Hari itu, seorang pria dengan jas yang terlalu besar untuk tubuhnya—seolah dia meminjam jas itu dari pamannya yang juga berprofesi sebagai badut—masuk ke kantor tersebut. Pria itu bernama Darsianto, tapi ia lebih suka dipanggil “Darsi”, karena menurutnya nama itu terdengar lebih “internasional”. Dia membawa sebuah koper besar dan sebuah papan tulis lipat yang penuh dengan diagram dan coretan tangan yang terlihat seperti kombinasi antara peta jalan tol dan rencana pelarian penjara.
“Aku ingin membeli polis asuransi kebakaran untuk sebuah komet,” katanya tanpa basa-basi.
Reaksi yang Sangat Wajar
Pak Roni, agen asuransi senior yang terkenal karena kemampuannya menjual polis asuransi kesehatan bahkan kepada orang yang sehat bugar, menatap Darsi dengan ekspresi yang bisa digambarkan seperti seseorang yang baru saja mendengar bahwa donat bisa dijadikan alat musik.
“Komet?” tanya Pak Roni, memastikan bahwa dia tidak salah dengar.
“Betul. Komet. Yang besar, bercahaya, melintasi langit. Kamu tahu, benda angkasa yang biasanya membuat semua orang mengeluarkan teleskop murahan dari gudang,” jelas Darsi dengan nada seolah-olah permintaannya adalah hal paling masuk akal di dunia.
Pak Roni menatap papan tulis lipat itu dengan skeptis. “Dan… kenapa kamu membutuhkan asuransi kebakaran untuk komet?”
Darsi menghela napas, seperti seorang guru yang menjelaskan rumus matematika dasar kepada murid yang terlalu banyak makan permen kapas. “Komet ini adalah aset investasi.

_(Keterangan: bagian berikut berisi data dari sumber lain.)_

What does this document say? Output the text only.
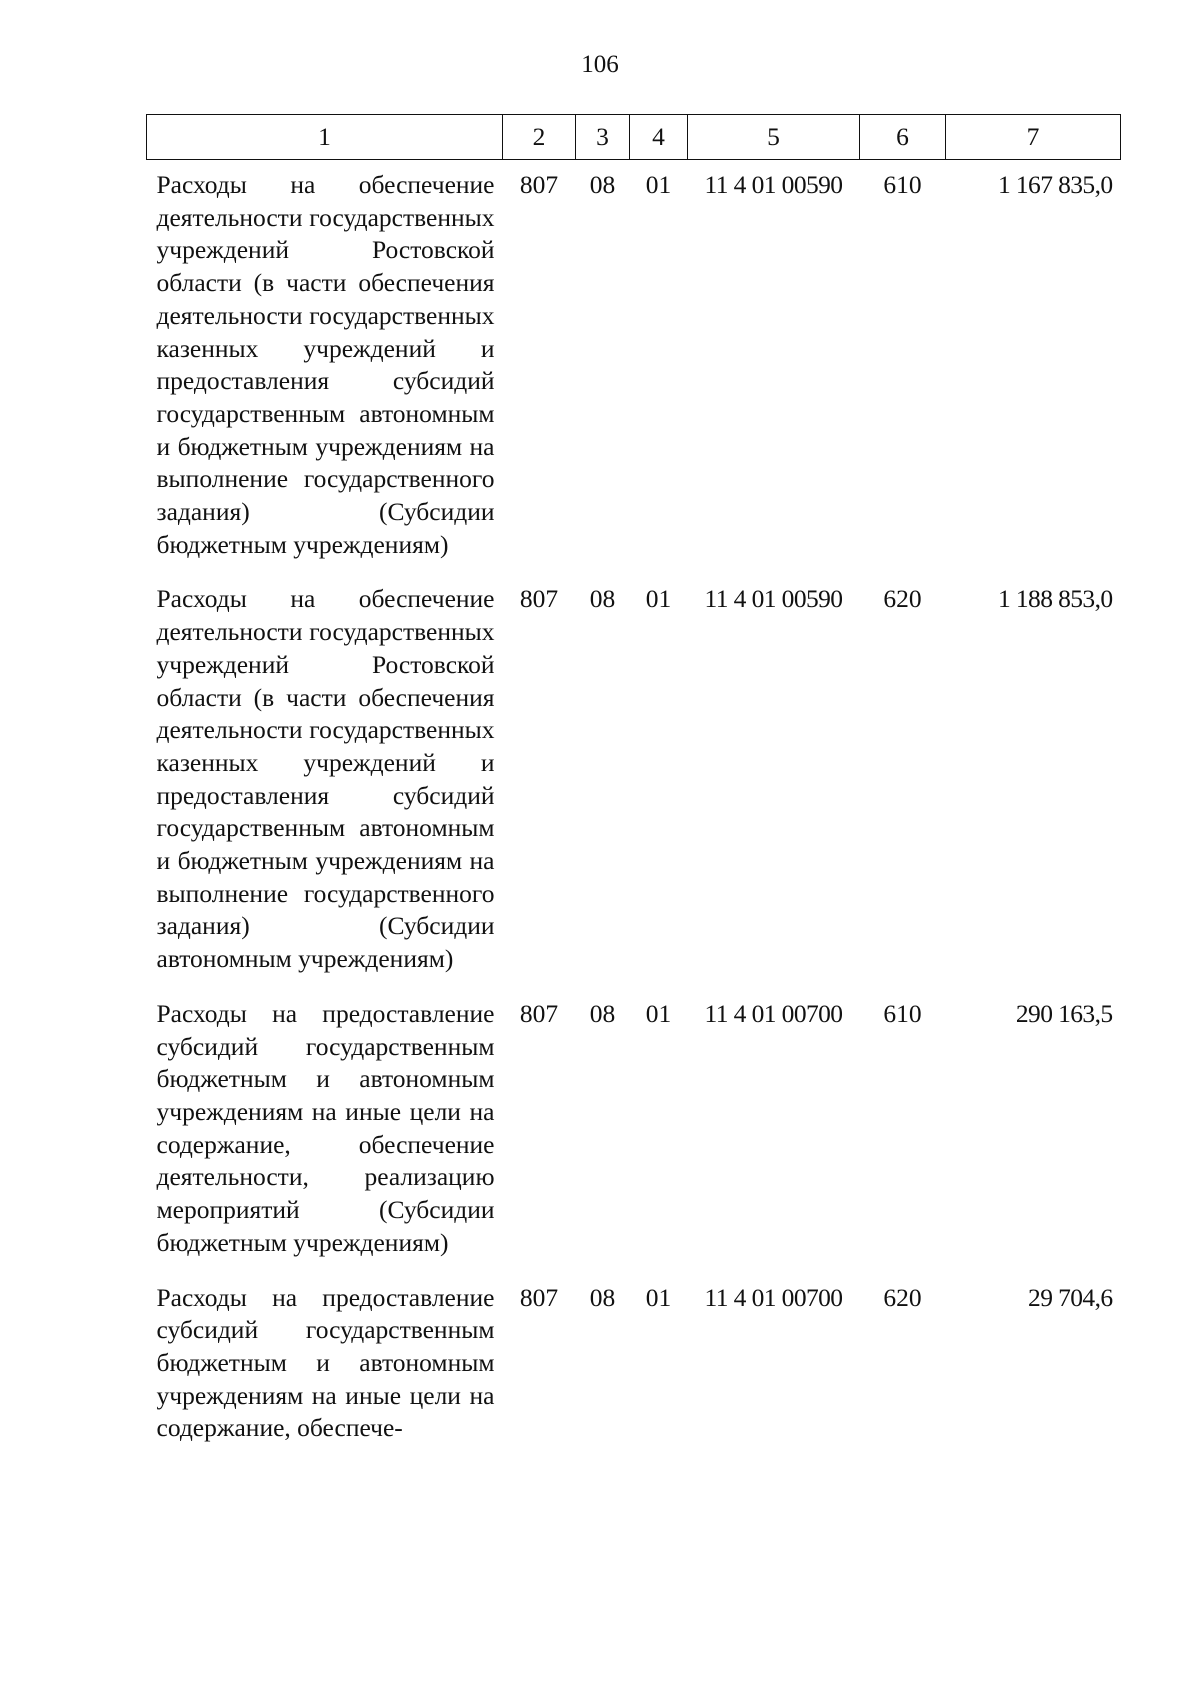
106
1	2	3	4	5	6	7
Расходы на обеспечение деятельности государственных учреждений Ростовской области (в части обеспечения деятельности государственных казенных учреждений и предоставления субсидий государственным автономным и бюджетным учреждениям на выполнение государственного задания) (Субсидии бюджетным учреждениям)	807	08	01	11 4 01 00590	610	1 167 835,0
Расходы на обеспечение деятельности государственных учреждений Ростовской области (в части обеспечения деятельности государственных казенных учреждений и предоставления субсидий государственным автономным и бюджетным учреждениям на выполнение государственного задания) (Субсидии автономным учреждениям)	807	08	01	11 4 01 00590	620	1 188 853,0
Расходы на предоставление субсидий государственным бюджетным и автономным учреждениям на иные цели на содержание, обеспечение деятельности, реализацию мероприятий (Субсидии бюджетным учреждениям)	807	08	01	11 4 01 00700	610	290 163,5
Расходы на предоставление субсидий государственным бюджетным и автономным учреждениям на иные цели на содержание, обеспече-	807	08	01	11 4 01 00700	620	29 704,6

Aku sedang dalam proses membeli hak tanda tangan untuk komet Halbert-22B. Begitu aku memilikinya, aku akan menjadikannya atraksi wisata. Tapi, seperti yang kita semua tahu, komet itu sebagian besar terdiri dari es, dan jika terjadi sesuatu—katakanlah, kena panas matahari berlebihan—maka asetku bisa meleleh.”
Pak Roni terdiam sesaat, mencoba memproses kalimat yang baru saja ia dengar. “Jadi… biar aku luruskan. Kamu ingin asuransi kebakaran untuk benda yang sebagian besar terbuat dari es… karena kamu khawatir benda itu akan terbakar?”
Darsi mengangguk penuh keyakinan. “Tepat sekali. Aku tahu ini terdengar tidak biasa, tapi hei, dunia ini penuh dengan inovasi. Lihat saja tren kopi dengan keju!”
Proses Penyusunan Polis yang Tidak Masuk Akal
Pak Roni, yang terkenal dengan moto hidupnya “Kalau ada peluang menghasilkan uang, aku akan melakukannya meskipun harus mempelajari cara membuat origami dari kuitansi”, memutuskan untuk menjalankan ide ini. Dia memanggil tim hukum perusahaan, yang terdiri dari satu orang bernama Bu Sri yang lebih sering menghabiskan waktu membuat teh daripada membaca dokumen legal.
“Kita bisa menulis klausul khusus,” kata Bu Sri sambil menuangkan gula ke cangkir teh kelimanya hari itu. “Misalnya, ‘Asuransi ini berlaku jika dan hanya jika komet tersebut terbakar karena penyebab alami yang bisa diverifikasi oleh minimal dua ilmuwan astrofisika bersertifikat.'”
Darsi tampak senang. “Dan jika komet itu benar-benar terbakar, kalian harus mengganti nilai investasiku, yang aku perkirakan sekitar satu miliar dolar.”
Pak Roni tersedak kopi. “Satu miliar dolar? Kau yakin dengan angka itu?”
“Tentu saja,” kata Darsi sambil menunjuk diagram di papan tulisnya, yang diisi dengan angka-angka yang tampak seperti hasil dari kalkulator yang kehabisan baterai. “Aku sudah menghitung biaya tiket wisata, merchandise, dan bahkan peluang menjual es komet sebagai bahan kosmetik. Ini investasi besar, kawan!”
Klausul yang Membingungkan Semua Orang
Setelah melalui proses negosiasi yang lebih rumit daripada mencoba mengatur jadwal rapat keluarga besar, polis asuransi itu akhirnya disetujui. Namun, tidak ada yang benar-benar yakin apa yang akan terjadi jika kebakaran benar-benar terjadi pada komet tersebut.
“Bagaimana kita akan memverifikasi klaimnya?” tanya Bu Sri kepada Pak Roni setelah Darsi pergi.
Pak Roni mengangkat bahu. “Kita panggil ilmuwan, teleskop, dan mungkin NASA. Kalau tidak berhasil, kita bisa mengirimkan seseorang ke sana dengan roket murah. Aku dengar roket sekarang sedang tren, seperti bubble tea.”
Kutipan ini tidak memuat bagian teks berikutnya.